Melissa McCarthy and director Paul Feig reunite for a pastiche of spy films in Spy and the results are... slightly disappointing.

Though McCarthy and Feig work well together, Spy - like The Heat before it - undercooks its premise with some laboured jokes and a few weak action scenes.

Melissa McCarthy is Susan Cooper, a desk-bound CIA analyst who manages operations for agents when they're in the field. When agent Bradley Fine (Jude Law playing Bond as an American, but cheesier) is compromised during a covert operation, she volunteers to go undercover, complete his mission and locate the whereabouts of a weapon of mass destruction. So far, so Bond.

Without a doubt, the highlight is McCarthy. The role of Cooper gives her something more than the bumbling idiots she's played recently. Here, she showcases not just her comedy muscles but her action chops too.

We're not expecting Bond levels of action and though some stunts clearly feature a stunt performer, when McCarthy's on screen she shows she can pull it off.

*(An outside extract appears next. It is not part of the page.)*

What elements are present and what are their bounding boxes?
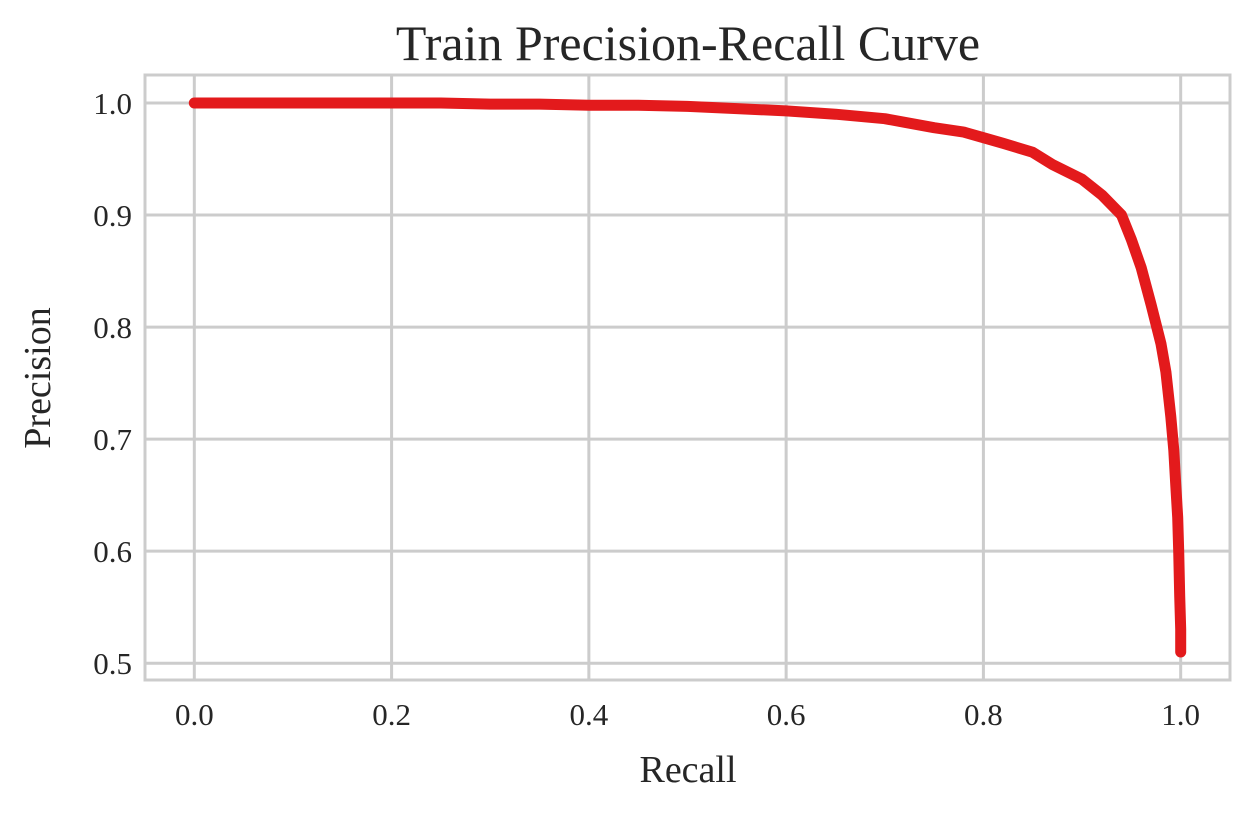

Cooper's story is one we've seen (so) many times before - an unassuming agent whose ability and looks are constantly questioned and doubted. But once she, and the film, overcome those labels McCarthy kicks down the door and unleashes her (profane) comic talents. If she's not punching people, she's verbally dismantling anyone within earshot. She's a delight when the film's focus is on her.

The film has its sights set on being a comedy first; action scenes lack excitement and never really getting the blood pumping. 

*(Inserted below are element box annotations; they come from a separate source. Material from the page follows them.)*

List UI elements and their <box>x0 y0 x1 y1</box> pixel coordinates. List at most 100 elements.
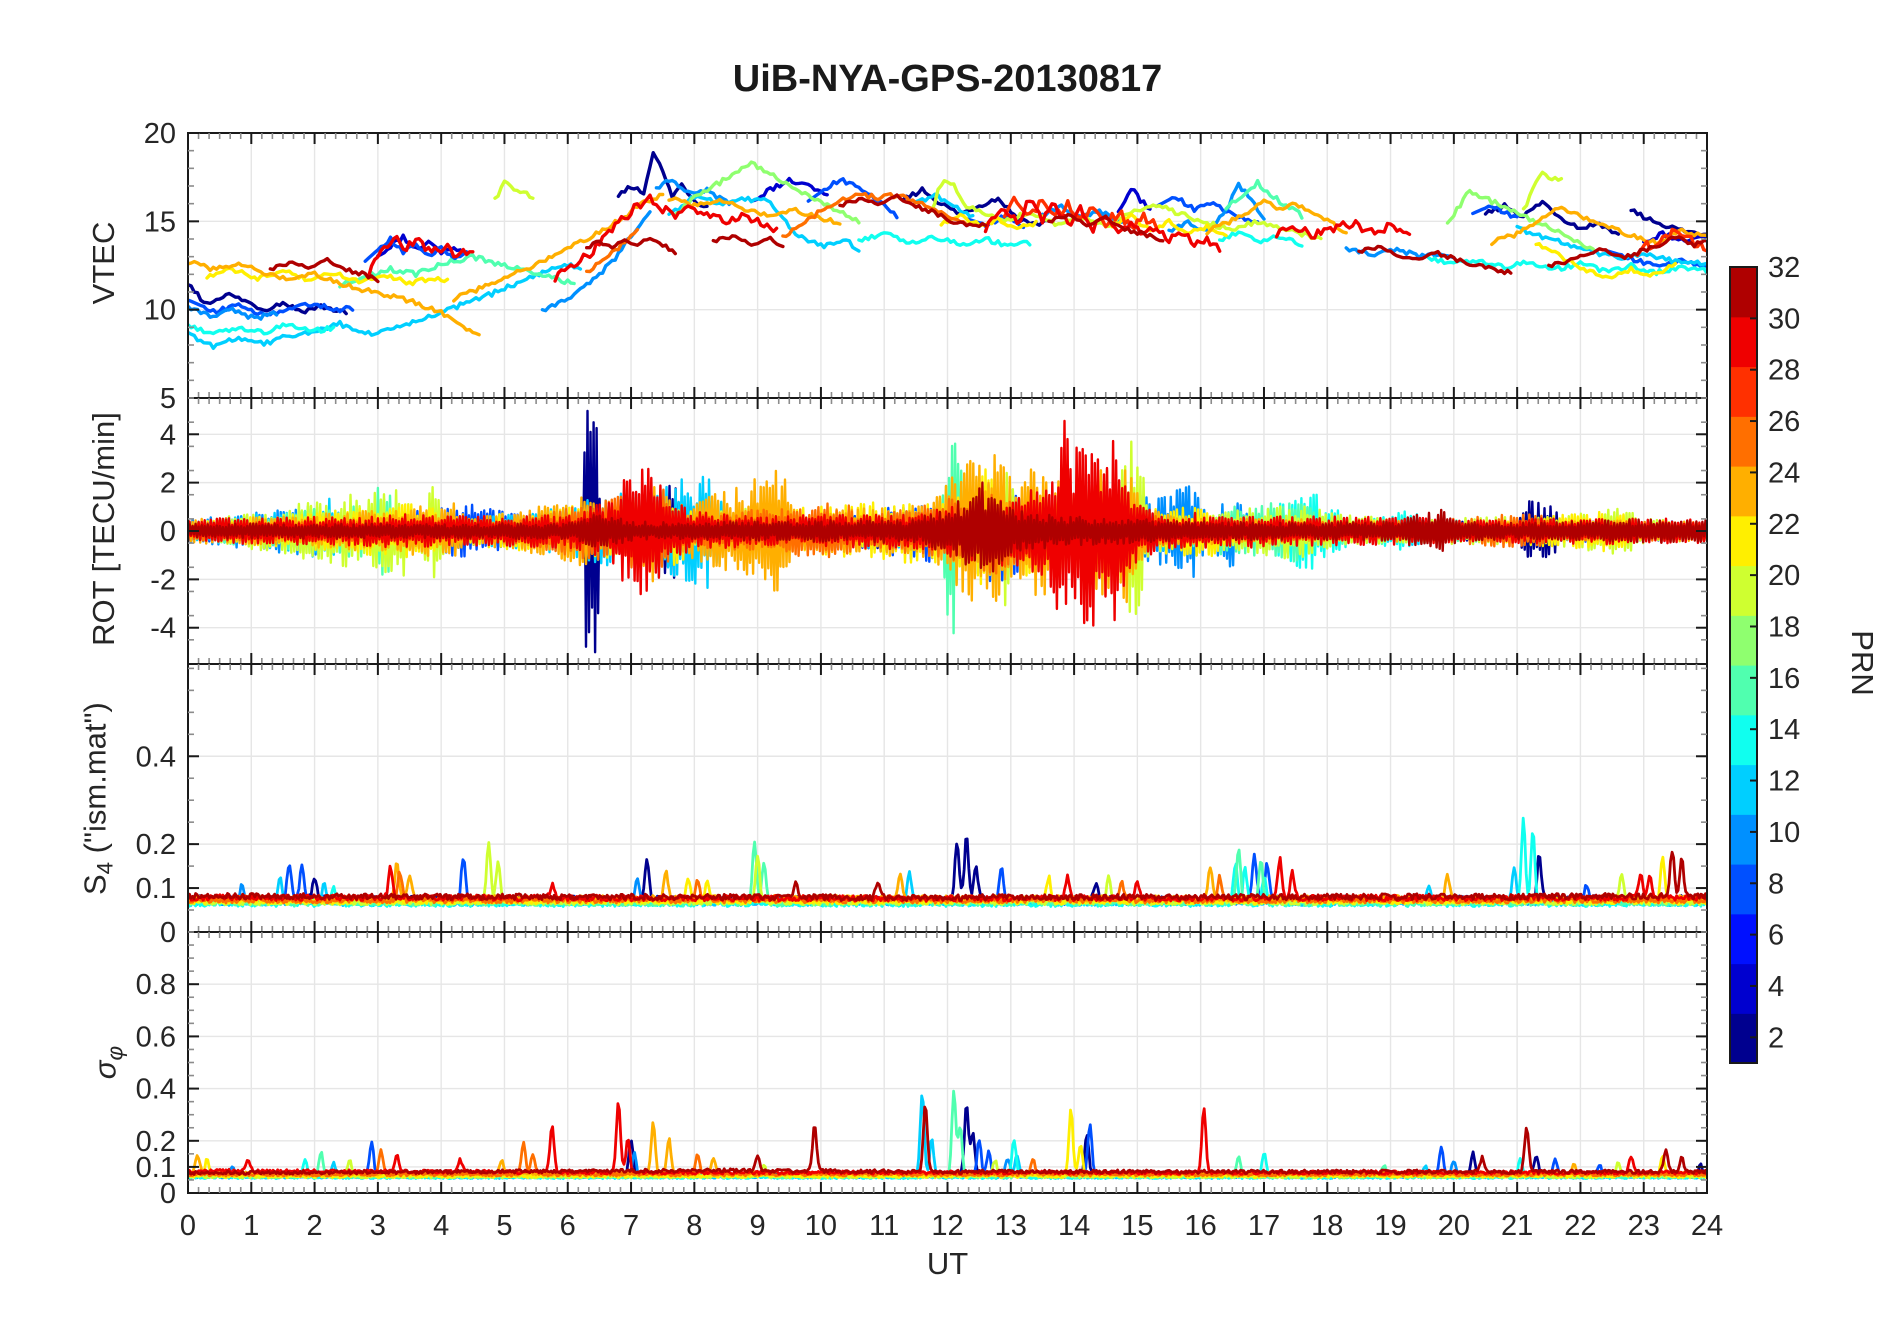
ytick-label: 0.4 <box>136 741 176 773</box>
xtick-label: 5 <box>496 1210 512 1242</box>
series-prn-32 <box>1547 235 1707 269</box>
colorbar-block <box>1730 864 1757 915</box>
series-prn-16 <box>338 253 576 289</box>
series-prn-32 <box>188 481 1707 573</box>
colorbar-tick-label: 24 <box>1768 457 1800 489</box>
series-prn-17 <box>1445 188 1595 251</box>
ytick-label: 0.1 <box>136 873 176 905</box>
colorbar-block <box>1730 316 1757 368</box>
colorbar-tick-label: 26 <box>1768 406 1800 438</box>
panel-S4: 0 0.1 0.2 0.4 <box>136 663 1708 949</box>
ytick-label: 0 <box>160 516 176 548</box>
colorbar-block <box>1730 714 1757 766</box>
series-prn-23 <box>188 259 481 337</box>
colorbar-tick-label: 8 <box>1768 868 1784 900</box>
series-prn-23 <box>1205 198 1348 236</box>
colorbar-block <box>1730 963 1757 1014</box>
ytick-label: 0.1 <box>136 1152 176 1184</box>
ytick-label: 0.4 <box>136 1074 176 1106</box>
series-prn-32 <box>188 1105 1707 1176</box>
panel-ROT: -4 -2 0 2 4 <box>150 397 1708 665</box>
colorbar-tick-label: 18 <box>1768 611 1800 643</box>
xtick-label: 18 <box>1311 1210 1343 1242</box>
series-prn-19 <box>493 179 535 200</box>
series-prn-14 <box>1218 230 1304 248</box>
series-prn-29 <box>553 193 779 283</box>
xtick-label: 20 <box>1438 1210 1470 1242</box>
ytick-label: 15 <box>144 206 176 238</box>
xtick-label: 9 <box>750 1210 766 1242</box>
series-prn-10 <box>654 178 734 207</box>
xtick-label: 21 <box>1501 1210 1533 1242</box>
ytick-label: 2 <box>160 468 176 500</box>
ticks <box>187 397 1707 665</box>
ytick-label: 20 <box>144 118 176 150</box>
colorbar-block <box>1730 764 1757 815</box>
series-prn-19 <box>1521 170 1564 211</box>
xtick-label: 2 <box>307 1210 323 1242</box>
series-group <box>188 1089 1707 1180</box>
ticks <box>187 132 1707 399</box>
colorbar-block <box>1730 416 1757 467</box>
xtick-label: 7 <box>623 1210 639 1242</box>
xtick-label: 0 <box>180 1210 196 1242</box>
series-prn-29 <box>1274 219 1412 240</box>
colorbar-tick-label: 6 <box>1768 920 1784 952</box>
series-group <box>188 816 1707 908</box>
xtick-label: 17 <box>1248 1210 1280 1242</box>
panel-sigma-phi: 00.10.2 0.4 0.6 0.8 <box>136 931 1708 1210</box>
xtick-label: 24 <box>1691 1210 1723 1242</box>
ytick-label: 0.2 <box>136 1126 176 1158</box>
colorbar-block <box>1730 665 1757 716</box>
series-prn-12 <box>667 194 861 253</box>
colorbar-tick-label: 2 <box>1768 1022 1784 1054</box>
xtick-label: 3 <box>370 1210 386 1242</box>
series-prn-21 <box>205 266 450 287</box>
series-prn-32 <box>838 193 988 229</box>
xtick-label: 4 <box>433 1210 449 1242</box>
series-prn-23 <box>667 196 842 226</box>
series-prn-12 <box>914 192 975 219</box>
chart-title: UiB-NYA-GPS-20130817 <box>732 58 1163 100</box>
colorbar-block <box>1730 615 1757 666</box>
ytick-label: 5 <box>160 383 176 415</box>
xtick-label: 11 <box>869 1210 899 1242</box>
colorbar-tick-label: 30 <box>1768 303 1800 335</box>
series-prn-2 <box>901 186 1051 227</box>
series-prn-8 <box>1471 204 1519 219</box>
colorbar-tick-label: 14 <box>1768 714 1800 746</box>
ylabel-sigma-phi: σφ <box>87 1045 128 1080</box>
series-prn-32 <box>1047 212 1165 243</box>
colorbar-block <box>1730 814 1757 865</box>
series-prn-32 <box>188 850 1707 902</box>
xtick-label: 8 <box>686 1210 702 1242</box>
colorbar-tick-label: 32 <box>1768 252 1800 284</box>
colorbar-label-prn: PRN <box>1845 630 1880 696</box>
series-prn-17 <box>673 160 861 225</box>
series-prn-10 <box>1167 181 1266 233</box>
series-prn-4 <box>1116 187 1152 214</box>
series-prn-14 <box>1426 255 1707 277</box>
series-prn-32 <box>711 234 785 249</box>
xtick-label: 23 <box>1628 1210 1660 1242</box>
series-prn-10 <box>188 304 279 321</box>
xtick-label: 15 <box>1121 1210 1153 1242</box>
series-prn-25 <box>781 191 969 239</box>
xtick-labels: 0 1 2 3 4 5 6 7 8 9 10 11 12 13 14 15 16 17 18 19 20 21 22 23 24 <box>180 1210 1723 1242</box>
colorbar-block <box>1730 466 1757 517</box>
series-prn-12 <box>188 262 583 350</box>
series-prn-21 <box>1534 242 1678 280</box>
series-prn-32 <box>585 236 677 256</box>
series-prn-2 <box>1629 208 1707 237</box>
xtick-label: 14 <box>1058 1210 1090 1242</box>
series-group <box>188 409 1707 654</box>
colorbar-tick-label: 12 <box>1768 766 1800 798</box>
ytick-label: 0.8 <box>136 969 176 1001</box>
series-prn-32 <box>268 256 380 284</box>
ytick-label: 0 <box>160 917 176 949</box>
colorbar-tick-label: 4 <box>1768 971 1784 1003</box>
series-prn-4 <box>749 176 829 203</box>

So what about the comedy? It's solid but also repetitive and uneven. Scatological humour is the highlight of a few unimaginative jokes, Feig finding relief amongst haemorrhoids and a dead man farting. High-brow it's not, nor does it need to be – but it could do with being fresher.

More after the break

Statham, dropping the faux-American accent and going full gruff Brit, plays against type as incompetent, bumbling CIA agent Rick Ford who keeps going rogue. His character initially doesn't work, his introduction not just unfunny but aggressively unfunny, as Statham spins his wheels, rooted to the spot. The character's shtick comes close to outstaying its welcome after just one scene, but thankfully he gets better.

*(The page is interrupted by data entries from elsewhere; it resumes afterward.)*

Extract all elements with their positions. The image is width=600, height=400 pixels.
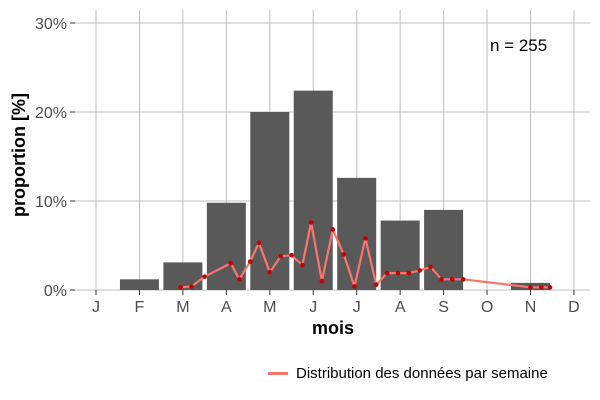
weekly-point: [237, 277, 242, 282]
x-tick-label: N: [525, 299, 537, 316]
bar-m-4: [250, 112, 290, 290]
weekly-point: [539, 285, 544, 290]
x-tick-label: M: [263, 299, 276, 316]
weekly-point: [247, 259, 253, 264]
x-tick-label: D: [568, 299, 580, 316]
weekly-point: [308, 220, 314, 225]
weekly-point: [256, 240, 262, 246]
y-tick-label: 30%: [35, 16, 67, 33]
y-tick-label: 20%: [35, 105, 67, 122]
y-axis: 0% 10% 20% 30%: [35, 16, 75, 300]
bar-a-3: [206, 202, 246, 290]
weekly-point: [300, 262, 305, 268]
weekly-line: [178, 220, 553, 290]
bar-f-1: [119, 279, 159, 290]
sample-size-annotation: n = 255: [490, 36, 547, 55]
weekly-point: [352, 284, 357, 289]
bar-a-7: [380, 220, 420, 290]
weekly-point: [439, 277, 444, 282]
x-tick-label: J: [309, 299, 317, 316]
weekly-point: [395, 270, 401, 276]
weekly-point: [384, 270, 390, 276]
weekly-point: [178, 285, 184, 290]
x-axis-title: mois: [312, 318, 354, 338]
weekly-point: [460, 277, 466, 282]
weekly-point: [373, 282, 379, 287]
weekly-point: [547, 285, 553, 290]
weekly-point: [202, 274, 207, 279]
weekly-point: [449, 277, 455, 282]
weekly-point: [341, 252, 346, 257]
weekly-point: [267, 269, 273, 275]
legend-line-key: [268, 371, 288, 375]
weekly-point: [417, 268, 423, 273]
x-tick-label: O: [481, 299, 493, 316]
x-tick-label: A: [221, 299, 232, 316]
weekly-point: [278, 253, 283, 259]
weekly-point: [406, 270, 412, 276]
weekly-point: [528, 285, 533, 290]
weekly-point: [319, 278, 325, 284]
x-tick-label: J: [353, 299, 361, 316]
weekly-point: [189, 284, 194, 289]
weekly-point: [428, 264, 433, 270]
y-tick-label: 0%: [44, 283, 67, 300]
x-tick-label: M: [176, 299, 189, 316]
y-tick-label: 10%: [35, 194, 67, 211]
x-tick-label: S: [438, 299, 449, 316]
x-tick-label: A: [395, 299, 406, 316]
bar-m-2: [163, 262, 203, 290]
y-axis-title: proportion [%]: [9, 93, 29, 217]
legend-label: Distribution des données par semaine: [296, 364, 548, 382]
weekly-point: [228, 261, 233, 266]
x-tick-label: J: [92, 299, 100, 316]
legend: Distribution des données par semaine: [268, 362, 548, 384]
bar-j-6: [337, 177, 377, 290]
weekly-point: [289, 252, 294, 258]
bar-s-8: [424, 209, 464, 290]
weekly-point: [330, 227, 336, 232]
bars: [119, 90, 550, 290]
x-tick-label: F: [135, 299, 145, 316]
weekly-point: [363, 236, 368, 241]
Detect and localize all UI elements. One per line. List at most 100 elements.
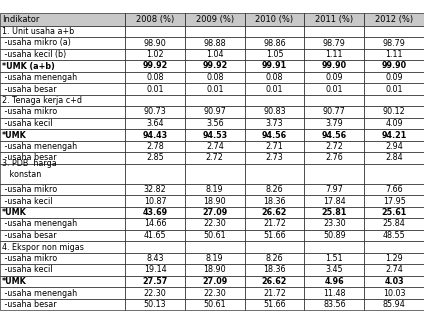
Text: 50.13: 50.13 [144, 300, 166, 309]
Bar [0, 287, 125, 299]
Text: 22.30: 22.30 [144, 288, 166, 297]
Text: *UMK: *UMK [2, 130, 27, 140]
Text: 8.19: 8.19 [206, 185, 223, 194]
Text: 4.96: 4.96 [324, 277, 344, 286]
Text: 1.29: 1.29 [385, 254, 403, 263]
Bar [125, 60, 185, 72]
Bar [364, 60, 424, 72]
Text: 2012 (%): 2012 (%) [375, 15, 413, 24]
Text: 23.30: 23.30 [323, 220, 346, 228]
Text: 51.66: 51.66 [263, 231, 286, 240]
Text: *UMK: *UMK [2, 277, 27, 286]
Text: 90.77: 90.77 [323, 108, 346, 117]
Bar [364, 95, 424, 106]
Text: 2.76: 2.76 [326, 153, 343, 162]
Bar [364, 264, 424, 276]
Text: -usaha kecil: -usaha kecil [2, 196, 53, 205]
Bar [245, 37, 304, 49]
Bar [0, 13, 125, 26]
Bar [0, 26, 125, 37]
Bar [245, 287, 304, 299]
Bar [364, 141, 424, 152]
Bar [245, 49, 304, 60]
Text: 10.87: 10.87 [144, 196, 166, 205]
Text: 8.43: 8.43 [146, 254, 164, 263]
Text: 7.66: 7.66 [385, 185, 403, 194]
Bar [364, 287, 424, 299]
Text: 11.48: 11.48 [323, 288, 346, 297]
Text: 27.09: 27.09 [202, 277, 227, 286]
Bar [125, 106, 185, 118]
Text: 90.73: 90.73 [144, 108, 166, 117]
Text: *UMK (a+b): *UMK (a+b) [2, 61, 55, 70]
Text: 8.26: 8.26 [266, 254, 283, 263]
Bar [0, 253, 125, 264]
Text: 1.05: 1.05 [266, 50, 283, 59]
Bar [125, 264, 185, 276]
Bar [364, 195, 424, 207]
Bar [245, 152, 304, 164]
Bar [304, 83, 364, 95]
Bar [185, 26, 245, 37]
Text: 94.53: 94.53 [202, 130, 227, 140]
Bar [0, 129, 125, 141]
Bar [364, 129, 424, 141]
Text: 85.94: 85.94 [383, 300, 405, 309]
Text: -usaha besar: -usaha besar [2, 300, 57, 309]
Bar [364, 83, 424, 95]
Text: 3.45: 3.45 [326, 266, 343, 275]
Bar [0, 37, 125, 49]
Text: 2.74: 2.74 [206, 142, 223, 151]
Bar [125, 218, 185, 230]
Bar [364, 276, 424, 287]
Bar [245, 83, 304, 95]
Text: 22.30: 22.30 [204, 220, 226, 228]
Bar [0, 152, 125, 164]
Bar [364, 118, 424, 129]
Text: 0.01: 0.01 [385, 85, 403, 93]
Bar [125, 164, 185, 184]
Text: 17.84: 17.84 [323, 196, 346, 205]
Text: 8.26: 8.26 [266, 185, 283, 194]
Bar [0, 276, 125, 287]
Bar [364, 253, 424, 264]
Bar [125, 129, 185, 141]
Bar [185, 106, 245, 118]
Text: *UMK: *UMK [2, 208, 27, 217]
Text: 99.90: 99.90 [382, 61, 407, 70]
Text: -usaha besar: -usaha besar [2, 153, 57, 162]
Bar [304, 118, 364, 129]
Bar [364, 184, 424, 195]
Bar [364, 106, 424, 118]
Text: 2.94: 2.94 [385, 142, 403, 151]
Bar [304, 37, 364, 49]
Text: -usaha mikro (a): -usaha mikro (a) [2, 38, 71, 47]
Bar [245, 207, 304, 218]
Text: -usaha menengah: -usaha menengah [2, 288, 77, 297]
Bar [304, 195, 364, 207]
Bar [185, 95, 245, 106]
Bar [304, 26, 364, 37]
Bar [364, 164, 424, 184]
Text: -usaha kecil (b): -usaha kecil (b) [2, 50, 66, 59]
Text: 94.21: 94.21 [382, 130, 407, 140]
Text: 50.61: 50.61 [204, 300, 226, 309]
Bar [185, 264, 245, 276]
Bar [0, 106, 125, 118]
Text: 99.90: 99.90 [322, 61, 347, 70]
Bar [125, 253, 185, 264]
Bar [245, 95, 304, 106]
Text: 0.01: 0.01 [326, 85, 343, 93]
Text: -usaha menengah: -usaha menengah [2, 142, 77, 151]
Bar [304, 264, 364, 276]
Bar [364, 49, 424, 60]
Bar [245, 299, 304, 310]
Bar [125, 287, 185, 299]
Bar [0, 241, 125, 253]
Text: 99.92: 99.92 [202, 61, 227, 70]
Bar [185, 13, 245, 26]
Text: 18.36: 18.36 [263, 196, 286, 205]
Text: 3.64: 3.64 [146, 119, 164, 128]
Text: 99.91: 99.91 [262, 61, 287, 70]
Text: 21.72: 21.72 [263, 220, 286, 228]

Others fare less well. Morena Baccarin's performance must have ended up on the cutting room floor as she's wasted, and Alison Janney plays her CIA head strict and straight but it never quite gels.

Rose Byrne's villainess Rayna Boyanov is another character that doesn't click. Despite the bouffant hair and daddy issues, Byrne lacks a threat and her character is not particularly interesting. Miranda Hart plays… well, a plummy Brit CIA agent who panics a lot. She's okay.

If you want to be entertained for two hours then Spy will do exactly that, but despite McCarthy's spirited performance it doesn't deliver consistent returns.

But the comedy is solid for the most part and that's what people will see Spy for, a slice of disposable entertainment.

It's silly – sometimes in a good way, sometimes not – and at times it makes absolutely no sense whatsoever. However, it has Melissa McCarthy on top form and that's reason enough to watch.